On a societal level we may be able to estimate the exact cost in terms of public health costs of rising mean age of fathers. Personally we may also be able to note the correlations within families between high levels of DNMs and traits of interest such as intelligence and beauty. Compared to more fine-grained tools of ancestry inference I presume this is going to be dynamite. But it isn’t as if we didn’t know siblings varied before.

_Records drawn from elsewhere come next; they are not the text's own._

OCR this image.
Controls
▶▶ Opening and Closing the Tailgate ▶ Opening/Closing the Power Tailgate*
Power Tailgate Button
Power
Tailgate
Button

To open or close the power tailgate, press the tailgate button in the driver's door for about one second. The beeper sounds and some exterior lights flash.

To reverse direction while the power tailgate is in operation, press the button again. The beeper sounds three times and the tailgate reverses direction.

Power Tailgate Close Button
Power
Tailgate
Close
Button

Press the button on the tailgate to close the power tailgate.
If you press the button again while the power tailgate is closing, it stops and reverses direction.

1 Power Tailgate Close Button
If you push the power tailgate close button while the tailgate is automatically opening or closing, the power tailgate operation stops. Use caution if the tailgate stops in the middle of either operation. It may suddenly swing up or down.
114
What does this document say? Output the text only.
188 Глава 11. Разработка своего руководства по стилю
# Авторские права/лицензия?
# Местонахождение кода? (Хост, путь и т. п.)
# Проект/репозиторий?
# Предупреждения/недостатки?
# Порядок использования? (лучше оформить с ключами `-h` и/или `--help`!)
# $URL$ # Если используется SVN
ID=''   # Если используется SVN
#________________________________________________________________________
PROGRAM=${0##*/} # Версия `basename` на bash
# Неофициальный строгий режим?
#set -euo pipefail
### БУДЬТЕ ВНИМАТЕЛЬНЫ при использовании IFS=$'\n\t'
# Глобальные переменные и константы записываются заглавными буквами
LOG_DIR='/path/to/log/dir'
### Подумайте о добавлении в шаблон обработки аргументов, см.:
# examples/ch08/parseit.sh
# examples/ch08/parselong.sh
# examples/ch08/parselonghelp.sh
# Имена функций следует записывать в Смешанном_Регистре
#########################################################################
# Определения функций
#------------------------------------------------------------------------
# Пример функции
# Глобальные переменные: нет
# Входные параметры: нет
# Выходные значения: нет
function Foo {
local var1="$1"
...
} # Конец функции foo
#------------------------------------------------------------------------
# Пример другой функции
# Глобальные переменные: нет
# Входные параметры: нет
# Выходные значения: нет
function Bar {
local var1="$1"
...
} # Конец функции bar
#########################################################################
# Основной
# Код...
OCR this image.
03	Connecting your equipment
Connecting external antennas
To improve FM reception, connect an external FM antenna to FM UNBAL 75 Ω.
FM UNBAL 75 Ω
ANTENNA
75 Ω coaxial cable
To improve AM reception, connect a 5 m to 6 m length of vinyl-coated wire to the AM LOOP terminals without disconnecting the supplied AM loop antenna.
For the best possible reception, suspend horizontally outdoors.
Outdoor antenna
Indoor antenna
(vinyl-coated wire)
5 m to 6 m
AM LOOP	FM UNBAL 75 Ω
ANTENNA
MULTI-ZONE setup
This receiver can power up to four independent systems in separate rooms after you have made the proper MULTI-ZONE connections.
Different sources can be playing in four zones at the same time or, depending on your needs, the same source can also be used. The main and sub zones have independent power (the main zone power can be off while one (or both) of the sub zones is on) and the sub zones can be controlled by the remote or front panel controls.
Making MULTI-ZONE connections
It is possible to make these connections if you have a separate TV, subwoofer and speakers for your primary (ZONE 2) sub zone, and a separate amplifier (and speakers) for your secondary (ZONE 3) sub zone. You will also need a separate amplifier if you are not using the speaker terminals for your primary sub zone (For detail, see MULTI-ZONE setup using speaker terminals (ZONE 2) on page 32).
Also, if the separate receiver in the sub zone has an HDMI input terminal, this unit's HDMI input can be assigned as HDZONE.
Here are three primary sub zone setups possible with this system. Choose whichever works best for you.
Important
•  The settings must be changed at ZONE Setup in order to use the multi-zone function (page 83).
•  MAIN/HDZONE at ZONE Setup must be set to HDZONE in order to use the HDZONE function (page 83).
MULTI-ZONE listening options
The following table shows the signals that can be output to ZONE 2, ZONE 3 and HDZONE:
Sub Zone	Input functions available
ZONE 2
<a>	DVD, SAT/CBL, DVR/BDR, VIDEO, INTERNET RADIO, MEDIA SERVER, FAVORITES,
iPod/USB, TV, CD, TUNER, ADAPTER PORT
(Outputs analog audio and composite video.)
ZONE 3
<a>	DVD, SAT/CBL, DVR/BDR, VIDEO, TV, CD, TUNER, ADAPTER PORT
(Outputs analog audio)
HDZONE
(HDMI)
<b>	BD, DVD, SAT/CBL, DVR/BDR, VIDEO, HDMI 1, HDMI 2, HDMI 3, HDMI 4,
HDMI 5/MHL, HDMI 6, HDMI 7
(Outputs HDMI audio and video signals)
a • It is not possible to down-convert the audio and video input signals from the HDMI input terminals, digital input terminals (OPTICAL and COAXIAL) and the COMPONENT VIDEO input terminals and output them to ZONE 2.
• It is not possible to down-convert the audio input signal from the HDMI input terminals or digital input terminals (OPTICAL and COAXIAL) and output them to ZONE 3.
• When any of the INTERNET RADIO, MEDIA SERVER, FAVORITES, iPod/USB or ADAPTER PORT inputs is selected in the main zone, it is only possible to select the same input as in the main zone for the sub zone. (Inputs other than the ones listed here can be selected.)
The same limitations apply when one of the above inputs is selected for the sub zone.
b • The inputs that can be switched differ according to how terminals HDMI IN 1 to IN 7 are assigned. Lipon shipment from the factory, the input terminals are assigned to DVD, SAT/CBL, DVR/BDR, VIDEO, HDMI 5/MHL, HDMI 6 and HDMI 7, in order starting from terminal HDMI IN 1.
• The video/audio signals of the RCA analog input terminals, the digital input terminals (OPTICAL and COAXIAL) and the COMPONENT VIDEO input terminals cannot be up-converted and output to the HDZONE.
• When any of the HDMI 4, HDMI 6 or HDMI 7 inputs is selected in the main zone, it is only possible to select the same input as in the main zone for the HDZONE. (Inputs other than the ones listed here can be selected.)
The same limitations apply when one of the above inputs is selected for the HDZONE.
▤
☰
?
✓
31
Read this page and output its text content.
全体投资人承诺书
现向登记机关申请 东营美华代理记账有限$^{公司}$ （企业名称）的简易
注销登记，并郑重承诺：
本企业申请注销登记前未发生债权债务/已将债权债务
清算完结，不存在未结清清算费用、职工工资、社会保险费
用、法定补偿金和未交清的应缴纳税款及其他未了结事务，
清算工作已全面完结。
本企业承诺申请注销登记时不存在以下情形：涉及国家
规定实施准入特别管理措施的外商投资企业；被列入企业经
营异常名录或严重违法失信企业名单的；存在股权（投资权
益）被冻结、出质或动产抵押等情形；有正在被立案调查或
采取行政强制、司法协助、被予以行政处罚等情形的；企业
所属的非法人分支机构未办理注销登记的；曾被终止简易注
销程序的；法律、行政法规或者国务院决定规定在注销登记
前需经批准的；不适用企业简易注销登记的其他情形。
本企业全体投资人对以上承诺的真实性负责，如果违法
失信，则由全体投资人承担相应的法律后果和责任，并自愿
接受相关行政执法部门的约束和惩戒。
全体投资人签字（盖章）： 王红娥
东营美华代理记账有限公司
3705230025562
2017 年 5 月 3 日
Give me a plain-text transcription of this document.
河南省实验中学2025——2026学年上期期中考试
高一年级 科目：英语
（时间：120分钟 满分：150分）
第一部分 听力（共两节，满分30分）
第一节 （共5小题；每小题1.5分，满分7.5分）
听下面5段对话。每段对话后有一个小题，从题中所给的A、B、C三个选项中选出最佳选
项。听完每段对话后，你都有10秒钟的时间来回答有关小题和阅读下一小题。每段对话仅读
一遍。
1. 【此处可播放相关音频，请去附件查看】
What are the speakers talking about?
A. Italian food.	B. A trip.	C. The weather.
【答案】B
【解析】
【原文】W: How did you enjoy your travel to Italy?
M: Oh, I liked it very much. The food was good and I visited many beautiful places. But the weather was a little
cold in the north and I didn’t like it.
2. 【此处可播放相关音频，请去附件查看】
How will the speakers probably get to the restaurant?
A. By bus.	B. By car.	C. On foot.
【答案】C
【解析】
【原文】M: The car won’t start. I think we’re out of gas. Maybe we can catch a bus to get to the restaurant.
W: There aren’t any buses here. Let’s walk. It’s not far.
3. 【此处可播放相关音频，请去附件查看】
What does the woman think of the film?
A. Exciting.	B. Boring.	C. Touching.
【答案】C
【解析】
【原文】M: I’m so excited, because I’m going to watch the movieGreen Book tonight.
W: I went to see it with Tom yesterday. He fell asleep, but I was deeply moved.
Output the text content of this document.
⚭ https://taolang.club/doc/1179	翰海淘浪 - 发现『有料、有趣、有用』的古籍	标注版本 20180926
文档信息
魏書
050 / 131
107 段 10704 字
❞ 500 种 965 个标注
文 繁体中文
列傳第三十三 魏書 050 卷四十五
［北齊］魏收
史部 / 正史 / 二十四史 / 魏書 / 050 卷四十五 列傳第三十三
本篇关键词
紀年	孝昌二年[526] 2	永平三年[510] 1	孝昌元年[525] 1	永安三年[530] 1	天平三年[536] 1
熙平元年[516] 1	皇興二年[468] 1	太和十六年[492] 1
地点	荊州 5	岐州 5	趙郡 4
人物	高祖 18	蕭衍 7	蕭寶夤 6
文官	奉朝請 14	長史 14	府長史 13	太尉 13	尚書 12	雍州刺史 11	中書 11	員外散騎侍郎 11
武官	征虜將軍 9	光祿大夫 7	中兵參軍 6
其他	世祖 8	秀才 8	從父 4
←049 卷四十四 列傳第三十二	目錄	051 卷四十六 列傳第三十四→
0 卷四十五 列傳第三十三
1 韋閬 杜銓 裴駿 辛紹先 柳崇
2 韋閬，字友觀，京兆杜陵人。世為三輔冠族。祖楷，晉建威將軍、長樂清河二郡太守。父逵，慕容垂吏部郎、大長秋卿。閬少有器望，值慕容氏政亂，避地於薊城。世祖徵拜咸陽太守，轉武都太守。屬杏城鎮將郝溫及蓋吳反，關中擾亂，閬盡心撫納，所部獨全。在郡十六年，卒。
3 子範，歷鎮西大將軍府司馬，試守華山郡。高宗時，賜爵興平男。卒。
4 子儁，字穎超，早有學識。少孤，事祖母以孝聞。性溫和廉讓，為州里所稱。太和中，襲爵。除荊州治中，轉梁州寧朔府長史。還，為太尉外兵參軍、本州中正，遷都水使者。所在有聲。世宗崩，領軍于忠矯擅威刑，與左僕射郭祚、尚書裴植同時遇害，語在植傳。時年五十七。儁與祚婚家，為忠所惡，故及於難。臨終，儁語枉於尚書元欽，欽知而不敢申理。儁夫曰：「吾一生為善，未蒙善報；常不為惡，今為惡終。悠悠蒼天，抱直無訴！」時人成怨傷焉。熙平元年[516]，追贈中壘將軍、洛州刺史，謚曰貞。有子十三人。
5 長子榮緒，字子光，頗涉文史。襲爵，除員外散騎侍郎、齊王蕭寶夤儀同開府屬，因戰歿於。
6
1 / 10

Citation: Donald F Conrad, Jonathan E M Keebler, Mark A DePristo, Sarah J Lindsay, Yujun Zhang, Ferran Casals, Youssef Idaghdour, Chris L Hartl, Carlos Torroja, Kiran V Garimella, Martine Zilversmit, Reed Cartwright, Guy A Rouleau, Mark Daly, Eric A Stone, Matthew E Hurles, & Philip Awadalla (2011). Variation in genome-wide mutation rates within and between human families Nature Genetics : 10.1038/ng.862
* In a random mating population the proportions are defined by the Hardy-Weinberg Equilibrium, p2 + 2pq + q2 = 1, so where q = 0.04, q2 = 0.0016 and 2pq = 0.0768. Heterozygote genotypes of CF outnumber homozygote ones 50 to 1.
Bloggy addendum: The first author of this letter is Don Conrad who is a contributor to Genomes Unzipped.